Russian Hackers Behind Ukraine Power Outage May Have Sought More Damage
The Russia-linked hackers who triggered a power outage in Ukraine back in 2016 may have hoped to cause much more damage, according to a report published recently by U.S.-based industrial cybersecurity firm Dragos. The threat group, which Dragos tracks as Electrum, used a piece of malware named Crashoverride and Industroyer to target industrial control systems (ICS) at a power station in Ukraine. The cyberattack resulted in power outages in the Kiev region in mid-December 2016, but power was restored after just over an hour, making the attack less severe compared to the one launched against Ukraine’s grid one year earlier, when power outages lasted for up to 6 hours.

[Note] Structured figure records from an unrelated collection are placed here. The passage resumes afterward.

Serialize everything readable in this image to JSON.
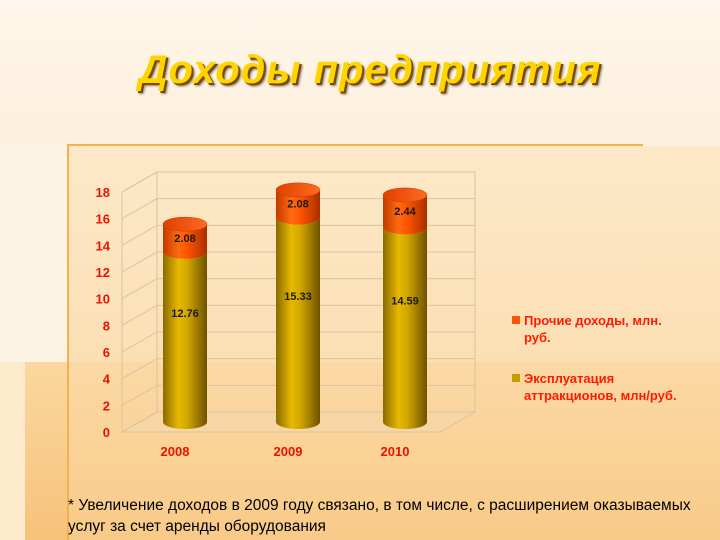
{
  "title": "Доходы предприятия",
  "footnote": "* Увеличение доходов в 2009 году связано, в том числе, с расширением оказываемых услуг за счет аренды оборудования",
  "chart_data": {
    "type": "bar",
    "stacked": true,
    "three_d": true,
    "categories": [
      "2008",
      "2009",
      "2010"
    ],
    "series": [
      {
        "name": "Эксплуатация аттракционов, млн/руб.",
        "values": [
          12.76,
          15.33,
          14.59
        ],
        "color": "#c79a00"
      },
      {
        "name": "Прочие доходы, млн. руб.",
        "values": [
          2.08,
          2.08,
          2.44
        ],
        "color": "#ff5500"
      }
    ],
    "yticks": [
      "0",
      "2",
      "4",
      "6",
      "8",
      "10",
      "12",
      "14",
      "16",
      "18"
    ],
    "ylim": [
      0,
      18
    ],
    "grid": true,
    "legend_position": "right"
  }
}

Dragos researcher Joe Slowik has reassessed the 2016 attack involving Crashoverride and he believes that the attackers were actually hoping to cause more widespread outages and trigger a destructive event. It has been known that the malware included a module designed to allow attackers to control circuit breakers and disrupt power by manipulating remote terminal units (RTUs), and a wiper module whose goal was to make recovery more difficult by deleting configuration and other files. During their initial analysis, researchers also uncovered a tool designed to exploit a known vulnerability in Siemens SIPROTEC protection relays (CVE-2015-5374) to cause the devices to enter a denial-of-service (DoS) condition.